Product Description:
Focuses on the core principles of the intermediate microeconomic course: individuals and firms making decisions, competitive markets, and market failures. This title offers a treatment of modern microeconomic theory, and numerous real-world applications. It teaches students to solve a wide range of quantitative problems without requiring calculus.
About the Author:
B. Douglas Bernheim graduated with an A.B. in Economics from Harvard University, summa cum laude and Phi Beta Kappa, in 1979. He entered graduate study at M.I.T. under a National Science Foundation Graduate Fellowship and completed his Ph.D. three years later. He began his academic career at Stanford University and taught there from 1982 to 1987. He left Stanford in 1988 to assume an endowed chair in the Department of Finance at Northwestern Universitys J.L. Kellogg Graduate School of Management.
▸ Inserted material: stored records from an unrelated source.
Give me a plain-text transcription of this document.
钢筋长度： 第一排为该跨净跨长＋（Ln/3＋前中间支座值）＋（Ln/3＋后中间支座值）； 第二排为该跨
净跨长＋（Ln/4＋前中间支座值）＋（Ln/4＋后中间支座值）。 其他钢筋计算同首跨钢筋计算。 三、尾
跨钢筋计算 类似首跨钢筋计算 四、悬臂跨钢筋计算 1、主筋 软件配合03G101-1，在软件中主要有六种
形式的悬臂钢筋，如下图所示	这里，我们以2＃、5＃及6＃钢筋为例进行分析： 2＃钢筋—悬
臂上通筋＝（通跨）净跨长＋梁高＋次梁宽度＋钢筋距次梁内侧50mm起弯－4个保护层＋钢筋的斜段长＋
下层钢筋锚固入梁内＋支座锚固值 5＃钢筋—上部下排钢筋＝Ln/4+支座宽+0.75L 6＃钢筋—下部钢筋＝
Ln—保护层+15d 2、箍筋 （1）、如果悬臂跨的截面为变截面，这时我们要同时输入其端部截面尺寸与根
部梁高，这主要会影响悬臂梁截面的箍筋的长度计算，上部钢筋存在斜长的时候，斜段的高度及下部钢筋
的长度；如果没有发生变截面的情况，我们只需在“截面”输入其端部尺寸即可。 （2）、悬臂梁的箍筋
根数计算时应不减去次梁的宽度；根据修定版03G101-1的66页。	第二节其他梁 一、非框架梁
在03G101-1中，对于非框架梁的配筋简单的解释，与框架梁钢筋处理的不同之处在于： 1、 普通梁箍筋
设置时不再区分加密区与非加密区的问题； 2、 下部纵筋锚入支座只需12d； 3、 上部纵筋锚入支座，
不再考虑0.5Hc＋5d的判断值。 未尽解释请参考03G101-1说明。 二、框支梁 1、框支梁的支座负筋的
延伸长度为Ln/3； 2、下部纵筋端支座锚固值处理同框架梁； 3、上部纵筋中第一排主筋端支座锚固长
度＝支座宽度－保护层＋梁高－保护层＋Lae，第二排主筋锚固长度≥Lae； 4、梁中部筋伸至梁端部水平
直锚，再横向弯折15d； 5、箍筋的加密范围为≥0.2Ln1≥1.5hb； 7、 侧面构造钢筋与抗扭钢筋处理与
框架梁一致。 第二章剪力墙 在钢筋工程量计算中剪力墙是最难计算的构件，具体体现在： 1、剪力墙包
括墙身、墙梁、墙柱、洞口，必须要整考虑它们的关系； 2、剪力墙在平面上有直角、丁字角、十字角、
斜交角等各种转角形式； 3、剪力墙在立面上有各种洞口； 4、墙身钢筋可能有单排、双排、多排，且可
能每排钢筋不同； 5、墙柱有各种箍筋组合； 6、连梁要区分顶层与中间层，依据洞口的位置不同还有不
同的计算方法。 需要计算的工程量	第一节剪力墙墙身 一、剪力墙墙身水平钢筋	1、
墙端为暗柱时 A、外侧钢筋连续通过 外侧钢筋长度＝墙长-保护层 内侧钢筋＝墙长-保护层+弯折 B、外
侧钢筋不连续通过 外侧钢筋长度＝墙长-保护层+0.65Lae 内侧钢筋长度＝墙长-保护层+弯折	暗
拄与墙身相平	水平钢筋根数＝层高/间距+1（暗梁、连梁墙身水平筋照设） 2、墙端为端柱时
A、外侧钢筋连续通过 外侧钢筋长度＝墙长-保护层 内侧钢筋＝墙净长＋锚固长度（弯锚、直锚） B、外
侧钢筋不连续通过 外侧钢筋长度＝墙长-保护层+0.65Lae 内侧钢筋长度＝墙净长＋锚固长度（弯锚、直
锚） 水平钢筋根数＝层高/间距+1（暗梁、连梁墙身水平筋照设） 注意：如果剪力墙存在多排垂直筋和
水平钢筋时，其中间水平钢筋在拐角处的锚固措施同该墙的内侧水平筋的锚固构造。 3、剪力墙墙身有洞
In 1990 he moved to Princeton University, where he held an endowed chair in the Department of Economics and also served as the co-director of the Center for Economic Policy Studies. He returned to Stanford in 1994 and is now the Edward Ames Edmonds Professor of Economics. Professor Bernheims work has spanned a number of fields, including public economics, political economy, game theory, contract theory, behavioural economics, industrial organization, and financial economics. He is a research associate of the National Bureau of Economic Research, a Senior Fellow of the Stanford Institute for Economic Policy Research (SIEPR), and co-director of SIEPRs Tax and Budget Policy Program. He is also a former director of the Stanford Institute for Theoretical Economics and co-editor of the American Economic Review. Professor Bernheims teaching has included principles of economics, intermediate microeconomics, public economics, microeconomic theory, industrial organization, behavioural economics, and insurance and risk management.